Я слушал горчайший, я бы сказал, потрясающий список людей, ушедших от нас за последние годы, и думал о том, сколько горя пронеслось над нами, ведь многих из этих людей мы знали близко и бесконечно близко — и вот живем без них, продолжаем заседать, спорить — правильно, жизнь продолжается, — но неужели простое состояние человеческой души, столкнувшейся с горем, надо называть «бытом», «бытовой темой»?
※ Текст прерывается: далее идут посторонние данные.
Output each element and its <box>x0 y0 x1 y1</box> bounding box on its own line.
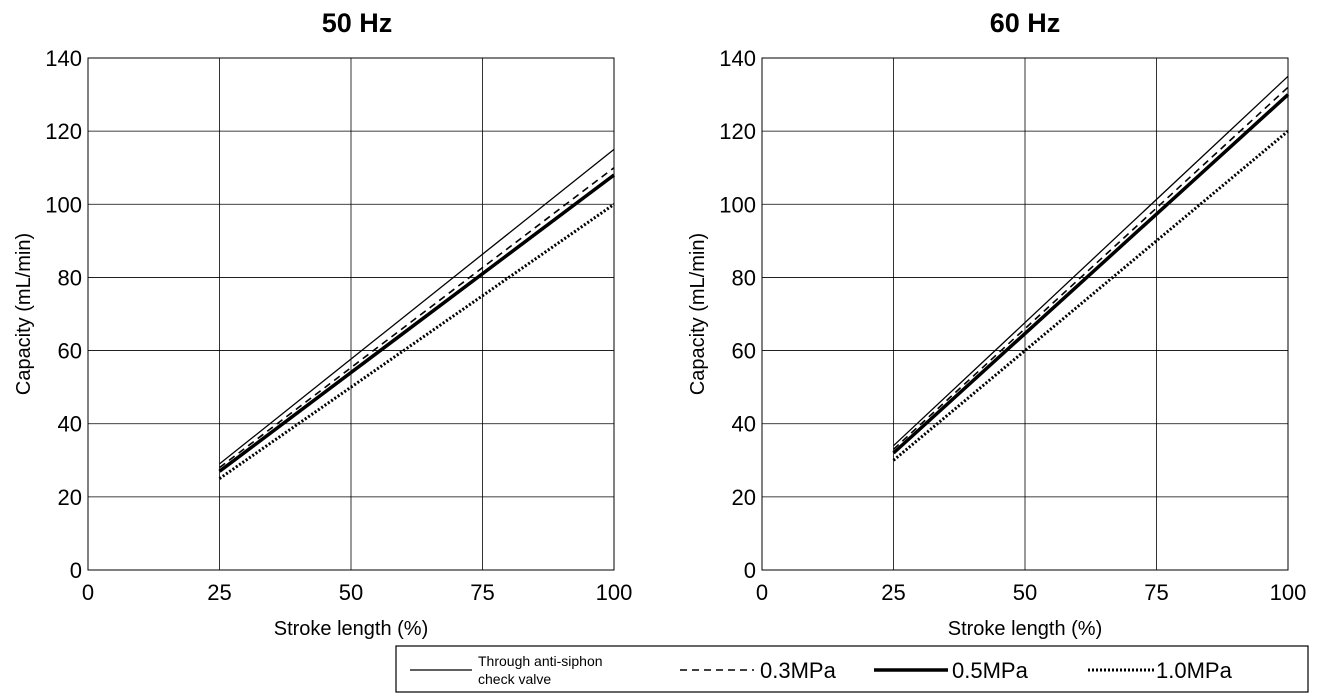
y-tick-label: 120 <box>45 119 82 144</box>
y-tick-label: 80 <box>58 265 82 290</box>
legend-label-0.3mpa: 0.3MPa <box>760 658 837 683</box>
x-tick-label: 75 <box>470 580 494 605</box>
y-tick-label: 0 <box>70 558 82 583</box>
y-tick-label: 120 <box>719 119 756 144</box>
y-tick-label: 60 <box>58 339 82 364</box>
series-line-0.5mpa <box>892 93 1290 455</box>
y-axis-label: Capacity (mL/min) <box>687 233 709 395</box>
legend-label-anti-siphon-line1: Through anti-siphon <box>478 653 603 669</box>
series-line-through-anti-siphon-check-valve <box>219 148 615 465</box>
y-tick-label: 80 <box>732 265 756 290</box>
y-tick-label: 40 <box>58 412 82 437</box>
legend-box <box>395 645 1309 693</box>
x-tick-label: 75 <box>1144 580 1168 605</box>
x-tick-label: 0 <box>82 580 94 605</box>
chart-60hz: 0 25 50 75 100 0 20 40 60 80 100 120 140 60 Hz Stroke … <box>687 8 1306 640</box>
y-tick-label: 60 <box>732 339 756 364</box>
chart-50hz: 0 25 50 75 100 0 20 40 60 80 100 120 140 50 Hz Stroke … <box>13 8 632 640</box>
series-line-1.0mpa <box>218 203 615 480</box>
x-tick-label: 25 <box>207 580 231 605</box>
y-axis-label: Capacity (mL/min) <box>13 233 35 395</box>
legend: Through anti-siphon check valve 0.3MPa 0… <box>395 645 1309 693</box>
y-tick-label: 140 <box>45 46 82 71</box>
y-tick-label: 0 <box>744 558 756 583</box>
series-line-1.0mpa <box>892 129 1289 462</box>
y-tick-label: 100 <box>719 192 756 217</box>
x-tick-label: 100 <box>596 580 633 605</box>
x-axis-label: Stroke length (%) <box>948 618 1103 640</box>
x-tick-label: 100 <box>1270 580 1307 605</box>
x-tick-label: 25 <box>881 580 905 605</box>
series-line-0.5mpa <box>218 173 616 473</box>
x-axis-label: Stroke length (%) <box>274 618 429 640</box>
y-tick-label: 20 <box>732 485 756 510</box>
legend-label-anti-siphon-line2: check valve <box>478 671 551 687</box>
legend-label-1.0mpa: 1.0MPa <box>1156 658 1233 683</box>
chart-title: 50 Hz <box>322 8 393 38</box>
x-tick-label: 50 <box>339 580 363 605</box>
legend-label-0.5mpa: 0.5MPa <box>952 658 1029 683</box>
y-tick-label: 20 <box>58 485 82 510</box>
x-tick-label: 0 <box>756 580 768 605</box>
y-tick-label: 40 <box>732 412 756 437</box>
series-line-0.3mpa <box>219 167 615 469</box>
series-line-0.3mpa <box>892 86 1289 450</box>
y-tick-label: 140 <box>719 46 756 71</box>
y-tick-label: 100 <box>45 192 82 217</box>
chart-title: 60 Hz <box>990 8 1061 38</box>
x-tick-label: 50 <box>1013 580 1037 605</box>
series-line-through-anti-siphon-check-valve <box>893 75 1289 447</box>
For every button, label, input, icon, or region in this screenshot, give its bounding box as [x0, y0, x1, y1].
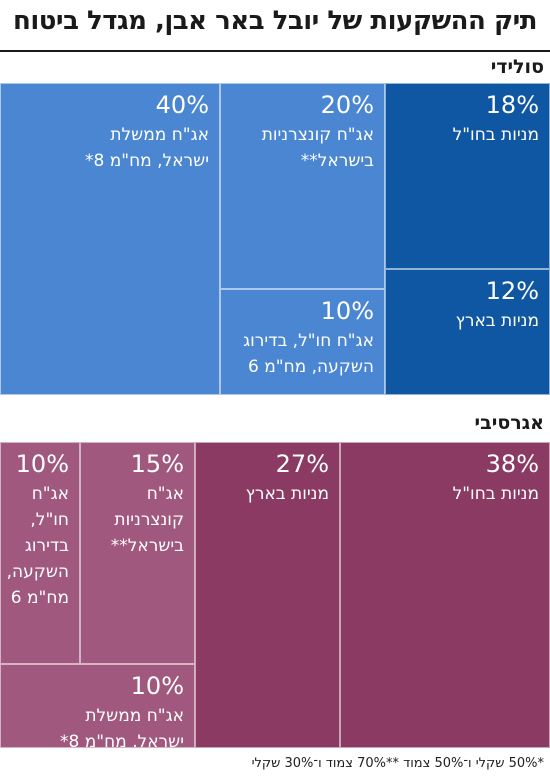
treemap-tile: 10% אג"ח חו"ל, בדירוג השקעה, מח"מ 6: [0, 442, 80, 664]
tile-percent-label: 12%: [485, 277, 539, 305]
chart-title: תיק ההשקעות של יובל באר אבן, מגדל ביטוח: [12, 6, 538, 36]
tile-category-label: אג"ח ממשלת ישראל, מח"מ 8*: [59, 706, 184, 748]
treemap-tile: 15% אג"ח קונצרניות בישראל**: [80, 442, 195, 664]
tile-percent-label: 27%: [275, 450, 329, 478]
tile-category-label: מניות בחו"ל: [452, 484, 539, 504]
treemap-tile: 12% מניות בארץ: [385, 269, 550, 395]
tile-category-label: אג"ח חו"ל, בדירוג השקעה, מח"מ 6: [243, 331, 374, 377]
tile-percent-label: 10%: [15, 450, 69, 478]
aggressive-treemap: 38% מניות בחו"ל 27% מניות בארץ 15% אג"ח קונצר…: [0, 442, 550, 748]
tile-category-label: אג"ח קונצרניות בישראל**: [110, 484, 184, 556]
treemap-tile: 27% מניות בארץ: [195, 442, 340, 748]
solid-section-label: סולידי: [490, 56, 544, 78]
tile-percent-label: 38%: [485, 450, 539, 478]
tile-percent-label: 10%: [320, 297, 374, 325]
treemap-tile: 38% מניות בחו"ל: [340, 442, 550, 748]
tile-percent-label: 15%: [130, 450, 184, 478]
tile-category-label: מניות בחו"ל: [452, 125, 539, 145]
treemap-tile: 10% אג"ח חו"ל, בדירוג השקעה, מח"מ 6: [220, 289, 385, 395]
tile-category-label: אג"ח ממשלת ישראל, מח"מ 8*: [84, 125, 209, 171]
footnote: *50% שקלי ו־50% צמוד **70% צמוד ו־30% שק…: [251, 756, 544, 771]
solid-treemap: 40% אג"ח ממשלת ישראל, מח"מ 8* 20% אג"ח קונצ…: [0, 83, 550, 395]
treemap-tile: 10% אג"ח ממשלת ישראל, מח"מ 8*: [0, 664, 195, 748]
tile-percent-label: 10%: [130, 672, 184, 700]
aggressive-section-label: אגרסיבי: [474, 412, 544, 434]
treemap-tile: 20% אג"ח קונצרניות בישראל**: [220, 83, 385, 289]
tile-percent-label: 40%: [155, 91, 209, 119]
tile-category-label: מניות בארץ: [245, 484, 329, 504]
tile-percent-label: 18%: [485, 91, 539, 119]
tile-category-label: אג"ח חו"ל, בדירוג השקעה, מח"מ 6: [6, 484, 69, 608]
tile-category-label: מניות בארץ: [455, 311, 539, 331]
title-divider: [0, 50, 550, 52]
tile-percent-label: 20%: [320, 91, 374, 119]
treemap-tile: 18% מניות בחו"ל: [385, 83, 550, 269]
tile-category-label: אג"ח קונצרניות בישראל**: [261, 125, 374, 171]
treemap-tile: 40% אג"ח ממשלת ישראל, מח"מ 8*: [0, 83, 220, 395]
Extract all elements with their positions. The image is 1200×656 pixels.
Да это наверняка что-то другое!
Я топчусь на этом так долго, потому что эти вопросы, по-моему, волнуют сейчас многих писателей, и молодых, и средних, и старых. Так называемые произведения «на моральную тему» — это произведения о простой, неприкрашенной, реальной жизни. С осуждением чего-то дурного, с симпатией к хорошему. С картинами, подробными описаниями, со стремлением изобразить знакомых — живых — людей. Книги разного уровня, разной степени выразительности, но написанные с желанием показать достоверную жизнь. Книги Гранина и Слуцкиса, Георгия Семенова и Залыгина, Семина и Искандера, Крутилина, молодых Василевского, Проханова, Арачкеева.
Можно назвать много других писателей, которые пишут будто бы о быте, на самом деле — о жизни. Вот еще одно лукавое словцо: мещанство. Говорят, мои повести не только «бытовые», но и «мещанские». Тут не понятно, все в кучу: мещанские, антимещанские. Как в анекдоте: или он украл, или у него украли… Словом, что-то вокруг мещанства…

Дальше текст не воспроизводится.